Rudolf Virchow, MD, was a great German physician and founder of modern pathology – the science that studies the relationship between disease and the processes that affect tissues. In 1863 he observed that several patients seemed to have developed cancer at the exact spot where they had received a blow or where a shoe or a tool had rubbed repeatedly. Under the microscope, he noticed the presence of a number of white cells in the cancerous growths. He advanced the hypothesis that cancer was a wound-repairing attempt that had gone wrong. His description seemed too anecdotal, almost too poetic, and was never really taken seriously. Some 130 years later, Harold Dvorak, MD, professor of pathology at Harvard Medical School, returned to this hypothesis. In “Tumors: Wounds That Do Not Heal,” he presented forceful arguments in support of Virchow’s original theory. In the article, he demonstrated the surprising similarity between mechanisms sparked by naturally occurring inflammation and the manufacture of cancerous growths.

Dvorak also noted that more than one cancer in six is directly linked to a chronic inflammatory state. This is true for cervical cancer, which most commonly follows a chronic infection of papillomavirus. It is true too for colon cancer, which is very often found in subjects suffering from a chronic inflammatory disease of the intestine. Cancer of the stomach is linked to infection the bacterium Helicobacter pylori (also a cause of ulcers). Cancer of the liver is related to infection by hepatitis B or C; mesothelioma to inflammation caused by asbestos; lung cancer to bronchial inflammation caused by the many toxic additives in cigarette smoke.

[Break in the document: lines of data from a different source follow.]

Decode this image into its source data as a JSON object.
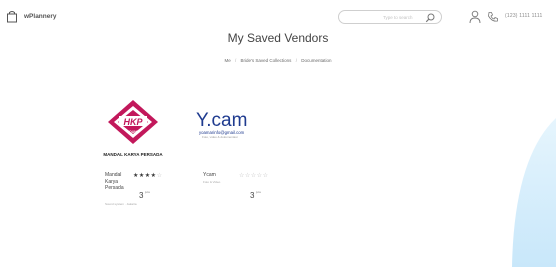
{
  "app": {
    "name": "wPlannery"
  },
  "header": {
    "search_placeholder": "Type to search",
    "phone_number": "(123) 1111 1111"
  },
  "page": {
    "title": "My Saved Vendors",
    "breadcrumb": [
      "Me",
      "Bride's Saved Collections",
      "Documentation"
    ]
  },
  "vendors": [
    {
      "name": "Mandal Karya Persada",
      "logo_text": "HKP",
      "logo_subtext": "SOUND",
      "logo_caption": "MANDAL KARYA PERSADA",
      "rating": 4,
      "price": "3",
      "price_unit": "juta",
      "subtitle": "Sound system · Jakarta"
    },
    {
      "name": "Ycam",
      "logo_text": "Y.cam",
      "logo_email": "yoamarinfo@gmail.com",
      "logo_tagline": "Foto, video & dokumentasi",
      "rating": 0,
      "price": "3",
      "price_unit": "juta",
      "subtitle": "Foto & Video"
    }
  ],
  "colors": {
    "accent_pink": "#c2185b",
    "ycam_blue": "#1f3b8f",
    "curve_blue": "#d3ecfb"
  }
}
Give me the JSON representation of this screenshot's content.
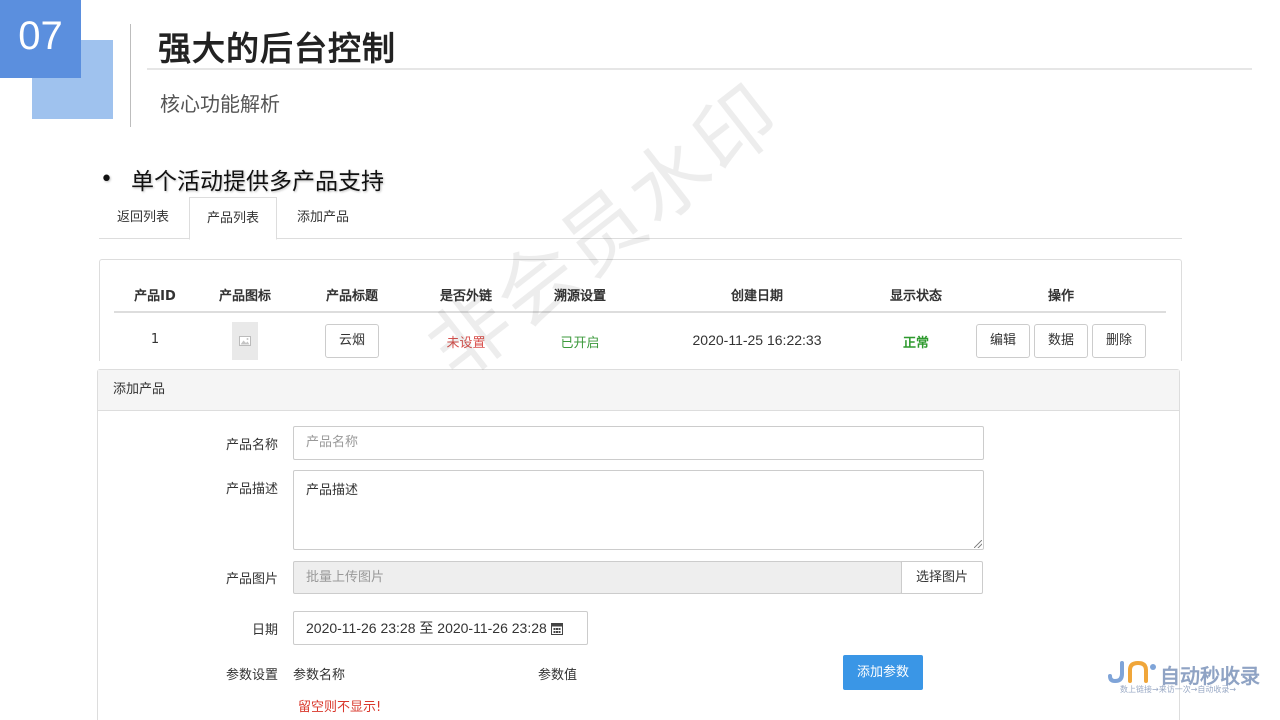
{
  "slide": {
    "number": "07",
    "title": "强大的后台控制",
    "subtitle": "核心功能解析",
    "bullet": "单个活动提供多产品支持"
  },
  "tabs": [
    {
      "label": "返回列表",
      "active": false
    },
    {
      "label": "产品列表",
      "active": true
    },
    {
      "label": "添加产品",
      "active": false
    }
  ],
  "table": {
    "headers": [
      "产品ID",
      "产品图标",
      "产品标题",
      "是否外链",
      "溯源设置",
      "创建日期",
      "显示状态",
      "操作"
    ],
    "row": {
      "id": "1",
      "icon": "image-placeholder-icon",
      "title": "云烟",
      "external_link": "未设置",
      "trace": "已开启",
      "created": "2020-11-25 16:22:33",
      "status": "正常",
      "actions": [
        "编辑",
        "数据",
        "删除"
      ]
    },
    "colors": {
      "external_link": "#d9534f",
      "trace": "#3c9a3c",
      "status": "#2e9a2e"
    }
  },
  "add_panel": {
    "heading": "添加产品",
    "name_label": "产品名称",
    "name_placeholder": "产品名称",
    "desc_label": "产品描述",
    "desc_value": "产品描述",
    "image_label": "产品图片",
    "image_placeholder": "批量上传图片",
    "image_button": "选择图片",
    "date_label": "日期",
    "date_value": "2020-11-26 23:28 至 2020-11-26 23:28",
    "date_icon": "calendar-icon",
    "param_label": "参数设置",
    "param_name_label": "参数名称",
    "param_value_label": "参数值",
    "add_param_button": "添加参数",
    "hint": "留空则不显示!",
    "hint_color": "#d9382c",
    "accent": "#3a96e6"
  },
  "watermark": "非会员水印",
  "logo": {
    "text": "自动秒收录",
    "slogan": "数上链接→来访一次→自动收录→"
  }
}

Nearly twenty years after Harold Dvorak’s pioneering article, the National Cancer Institute brought out a report highlighting inflammation research too often ignored by oncologists*. The report describes in great detail the processes by which cancer cells manage to lead the body’s healing mechanisms astray. Just like immune cells gearing up to repair lesions, cancer cells need to produce inflammation to sustain their growth. To this end, they begin an abundant production of the same highly inflammatory substances – cytokines, prostaglandins, and leukotrienes – seen in the natural reparation of wounds. They act as chemical fertilizers promoting cell reproduction – in this case, cancer cell reproduction. Growing tumors use these substances to help themselves develop and to make the barriers surround them more permeable. The very process that enables the immune system to repair lesions and pursue enemies in all the body’s recesses is diverted for the benefit of cancer cells. They exploit it to spread and reproduce. Thanks to the inflammation they create, they infiltrate neighboring tissues, slip into the bloodstream, migrate, and establish remote colonies called metastases.